Il ne faut cependant pas être naïf au point de croire qu’il sera aisé d’atteindre à ces objectifs, mais la force de la conviction est un atout entre les mains des femmes africaines. La lutte pour une alphabétisation obligatoire de toute la nation ne doit plus être de l’ordre du rêve. Nous savons tous que cela est possible dès lors que la volonté politique existe. Il n’est plus possible de continuer à se voiler la face et à investir plus dans des télés novelas souvent burlesques que dans la promotion de la littérature orale ou écrite par les femmes africaines.
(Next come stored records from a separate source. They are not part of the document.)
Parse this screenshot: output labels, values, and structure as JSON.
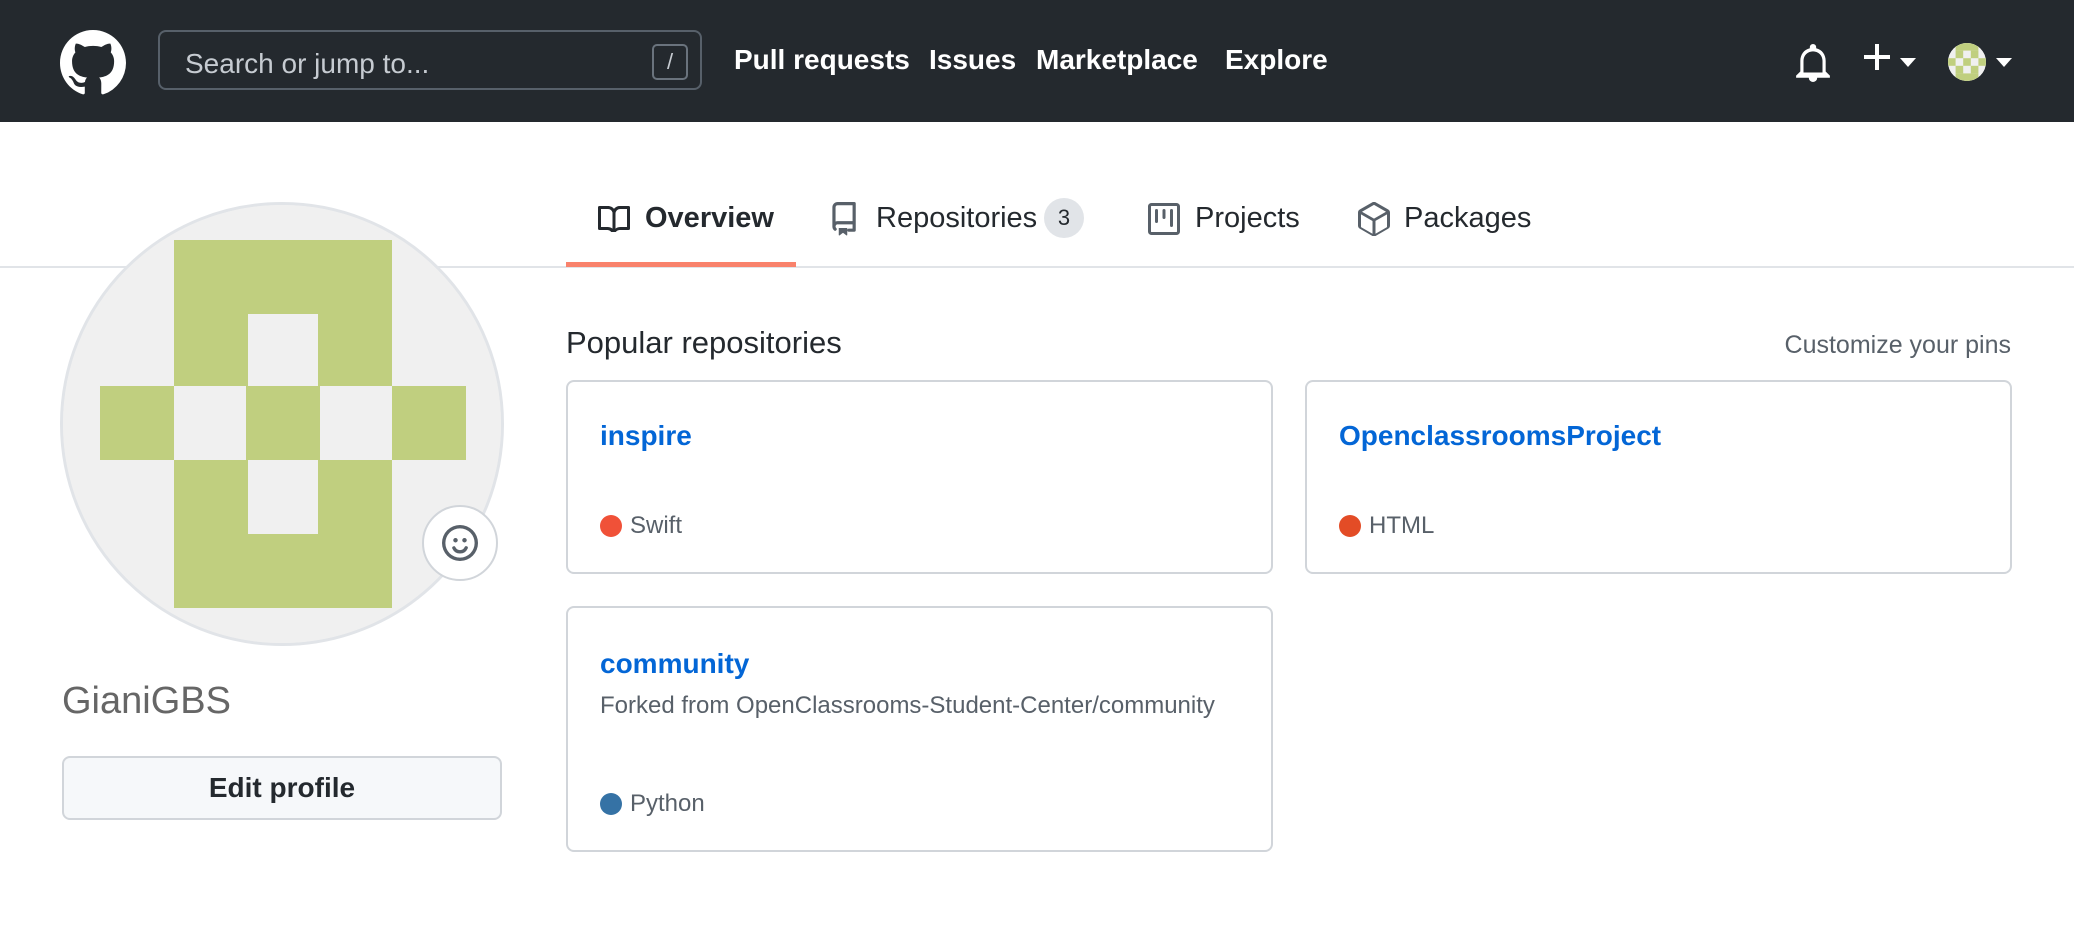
{
  "header": {
    "search_placeholder": "Search or jump to...",
    "search_shortcut": "/",
    "nav": [
      "Pull requests",
      "Issues",
      "Marketplace",
      "Explore"
    ]
  },
  "tabs": [
    {
      "label": "Overview",
      "active": true
    },
    {
      "label": "Repositories",
      "count": "3"
    },
    {
      "label": "Projects"
    },
    {
      "label": "Packages"
    }
  ],
  "profile": {
    "username": "GianiGBS",
    "edit_label": "Edit profile"
  },
  "popular": {
    "title": "Popular repositories",
    "customize_label": "Customize your pins",
    "repos": [
      {
        "name": "inspire",
        "description": "",
        "language": "Swift",
        "color": "#f05138"
      },
      {
        "name": "OpenclassroomsProject",
        "description": "",
        "language": "HTML",
        "color": "#e34c26"
      },
      {
        "name": "community",
        "description": "Forked from OpenClassrooms-Student-Center/community",
        "language": "Python",
        "color": "#3572a5"
      }
    ]
  },
  "colors": {
    "header_bg": "#24292e",
    "link": "#0366d6",
    "tab_active": "#f9826c",
    "avatar": "#c0cf7f"
  }
}
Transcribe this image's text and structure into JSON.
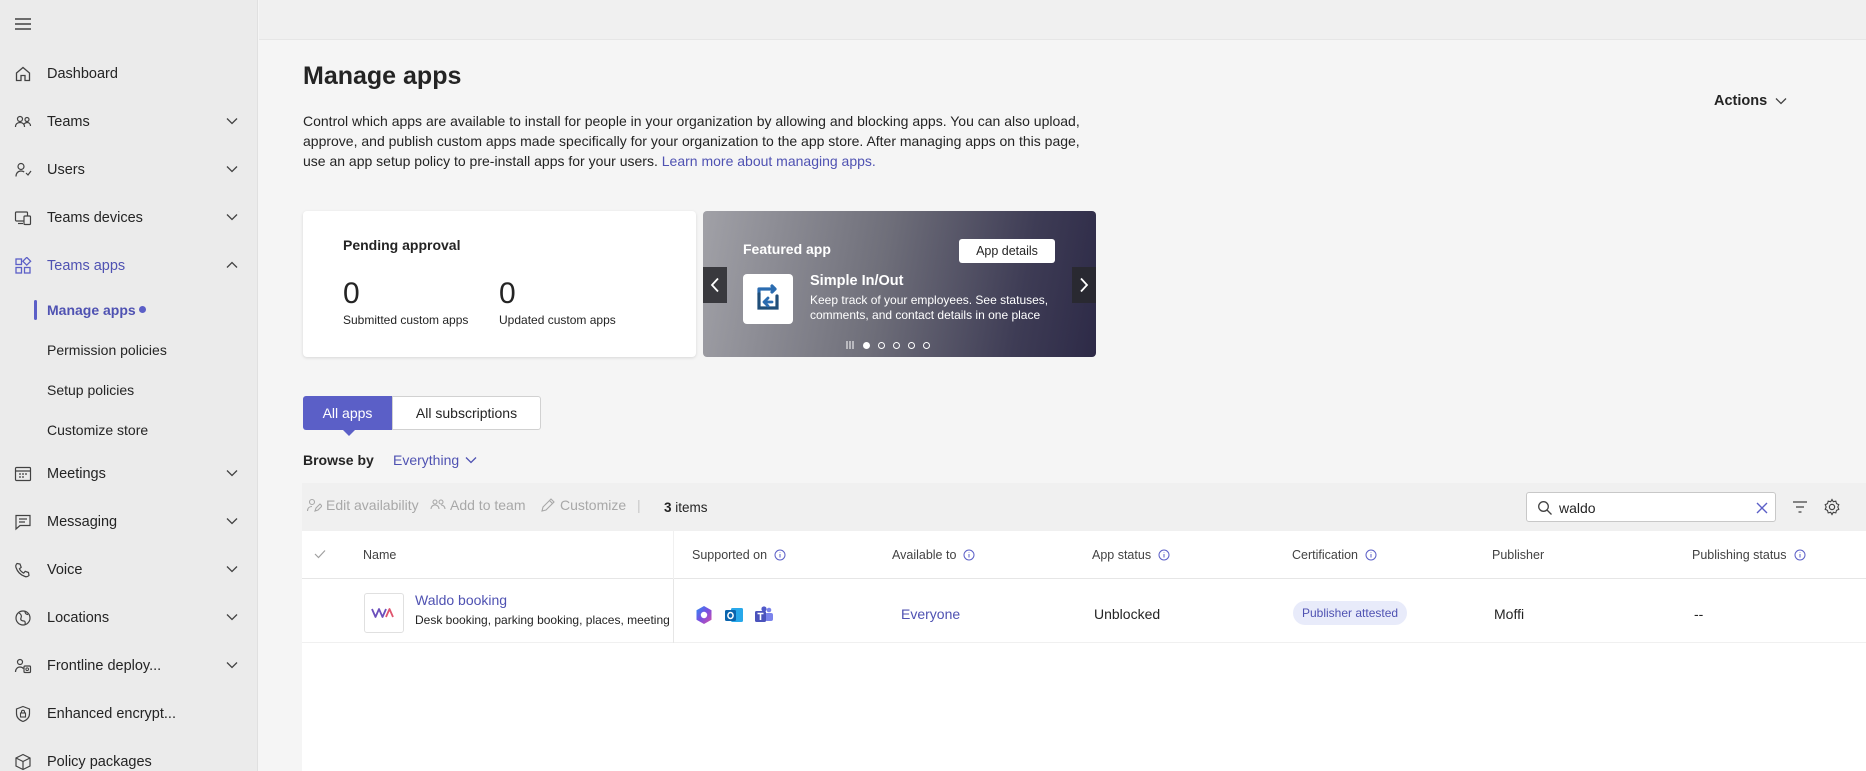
{
  "sidebar": {
    "menu_icon": "hamburger-icon",
    "items": [
      {
        "label": "Dashboard",
        "icon": "home-icon"
      },
      {
        "label": "Teams",
        "icon": "teams-icon"
      },
      {
        "label": "Users",
        "icon": "users-icon"
      },
      {
        "label": "Teams devices",
        "icon": "devices-icon"
      },
      {
        "label": "Teams apps",
        "icon": "apps-icon"
      },
      {
        "label": "Meetings",
        "icon": "calendar-icon"
      },
      {
        "label": "Messaging",
        "icon": "chat-icon"
      },
      {
        "label": "Voice",
        "icon": "phone-icon"
      },
      {
        "label": "Locations",
        "icon": "globe-icon"
      },
      {
        "label": "Frontline deploy...",
        "icon": "frontline-icon"
      },
      {
        "label": "Enhanced encrypt...",
        "icon": "shield-icon"
      },
      {
        "label": "Policy packages",
        "icon": "package-icon"
      }
    ],
    "subitems": [
      {
        "label": "Manage apps"
      },
      {
        "label": "Permission policies"
      },
      {
        "label": "Setup policies"
      },
      {
        "label": "Customize store"
      }
    ]
  },
  "page": {
    "title": "Manage apps",
    "actions_label": "Actions",
    "description": "Control which apps are available to install for people in your organization by allowing and blocking apps. You can also upload, approve, and publish custom apps made specifically for your organization to the app store. After managing apps on this page, use an app setup policy to pre-install apps for your users.",
    "learn_more": "Learn more about managing apps."
  },
  "pending": {
    "title": "Pending approval",
    "submitted_value": "0",
    "submitted_label": "Submitted custom apps",
    "updated_value": "0",
    "updated_label": "Updated custom apps"
  },
  "featured": {
    "title": "Featured app",
    "details_button": "App details",
    "app_name": "Simple In/Out",
    "app_desc": "Keep track of your employees. See statuses, comments, and contact details in one place",
    "pages": 5,
    "current_page": 1
  },
  "tabs": {
    "all_apps": "All apps",
    "all_subscriptions": "All subscriptions"
  },
  "browse": {
    "label": "Browse by",
    "value": "Everything"
  },
  "toolbar": {
    "edit_availability": "Edit availability",
    "add_to_team": "Add to team",
    "customize": "Customize",
    "count_value": "3",
    "count_label": "items",
    "search_value": "waldo"
  },
  "table": {
    "headers": {
      "name": "Name",
      "supported_on": "Supported on",
      "available_to": "Available to",
      "app_status": "App status",
      "certification": "Certification",
      "publisher": "Publisher",
      "publishing_status": "Publishing status"
    },
    "rows": [
      {
        "name": "Waldo booking",
        "description": "Desk booking, parking booking, places, meeting",
        "logo_text": "W",
        "platforms": [
          "copilot-icon",
          "outlook-icon",
          "teams-app-icon"
        ],
        "available_to": "Everyone",
        "app_status": "Unblocked",
        "certification": "Publisher attested",
        "publisher": "Moffi",
        "publishing_status": "--"
      }
    ]
  },
  "colors": {
    "accent": "#5b5fc7",
    "link": "#4f52b2",
    "sidebar_bg": "#ebebeb",
    "badge_bg": "#e8ebfa"
  }
}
Il est temps de se séparer de l’idéal matériel de la réussite et qu’on donne à la jeunesse africaine, l’envie d’apprendre, l’envie de lire et de créer et il est plus que temps de cesser de l’enfermer dans une quête effrénée de richesse fantasque et de grandeur grotesque uniquement basée sur des rêveries de 4X4, de bétons et de chiffons qui ne sont qu’une vision étriquée de la réussite sociale dans nos pays retardés et qui, hélas finissent par jeter cette jeunesse sur les voies scabreuses de l’émigration La vraie richesse d’un individu, sa plus grande richesse est sa richesse culturelle, toute autre est chimérique donc illusoire. Etre femme écrivaine en Afrique au XXIème siècle c’est décider de vivre un véritable engagement social, culturel et politique. Il est des luttes dont ne comprend l’extrême importance que très tard, le sacerdoce de l’écriture au féminin en Afrique en fait partie.